There’s been talk in the blogosphere lately about whether or not developed economies are deleveraging, i.e. winding down their debt.

Some recent posts, under headlines such as “The Age Of Consumer Deleveraging Is Over” and “Deleveraging is So 2011,” have argued that at least in the United States, consumer deleveraging appears to be a thing of the past.

My take, however, is that in many sectors of the US economy, deleveraging hasn’t happened at all. In fact, the notion that the United States is deleveraging is mostly a myth.

Now to be fair, deleveraging has occurred in at least one sector of the economy: The US financial sector, which has significantly reduced its debt. But once you move outside of the financial sector to the real economy — households, corporations and government — the great deleveraging idea evaporates.

The dirty little secret is that US non-financial debt rose by more than $5 trillion from the end of 2007 through the third-quarter of 2011. In the last year alone, the real economy has added roughly $1.4 trillion in debt to the overall US non-financial total.

It’s true that US household debt has contracted in recent years, but the contraction has been modest and is mostly due to bank write-offs. Since a debt peak in early 2008, US households have shed roughly $800 billion in debt. And as pointed out by the blog posts cited above, new US consumer credit numbers show increasing consumer debt.

At the same time, corporate debt has been rising as companies take advantage of record low yields. Since 2008, corporations have added approximately $500 billion in debt to their balance sheets.

This half-trillion increase, however, pales in comparison to the debt binge of the federal government. Publically traded or net federal debt has risen by more than $5 trillion since late 2007. As you can see in the chart below, this puts overall US non-financial debt at a bit under $38 trillion (for the purists, this arguably understates the total by $5 trillion as it ignores government debt held by the Social Security Trust Fund).
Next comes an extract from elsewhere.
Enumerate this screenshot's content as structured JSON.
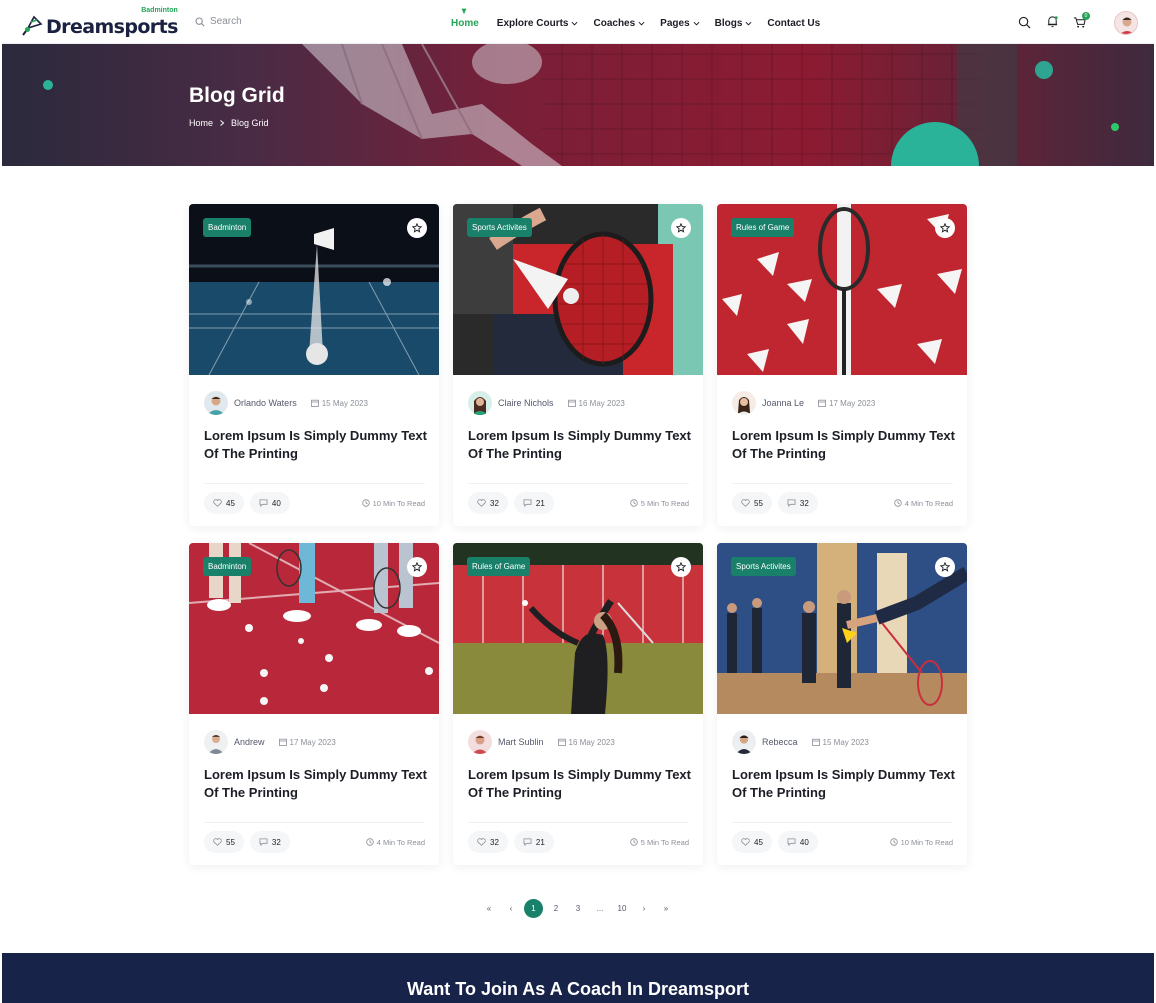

In short, it’s hard to argue that the US economy has deleveraged. Since 2009 the US debt burden has been relatively stable when compared to GDP. Essentially, nominal private sector debt has stabilized, while public sector debt has skyrocketed in an attempt to ease a collapse in consumption.

As I’ve mentioned before, this can continue for a while longer. In a world in which investors are short of safe investments, most are still willing to give the benefit of the doubt to the US government and lend long for the privilege of a safe place to park their money.

But for those who believe that debt levels are still unsustainably high — as I do — there does eventually need to be a reckoning. When this eventually happens, lending to the government for 2% may no longer seem like a safe haven.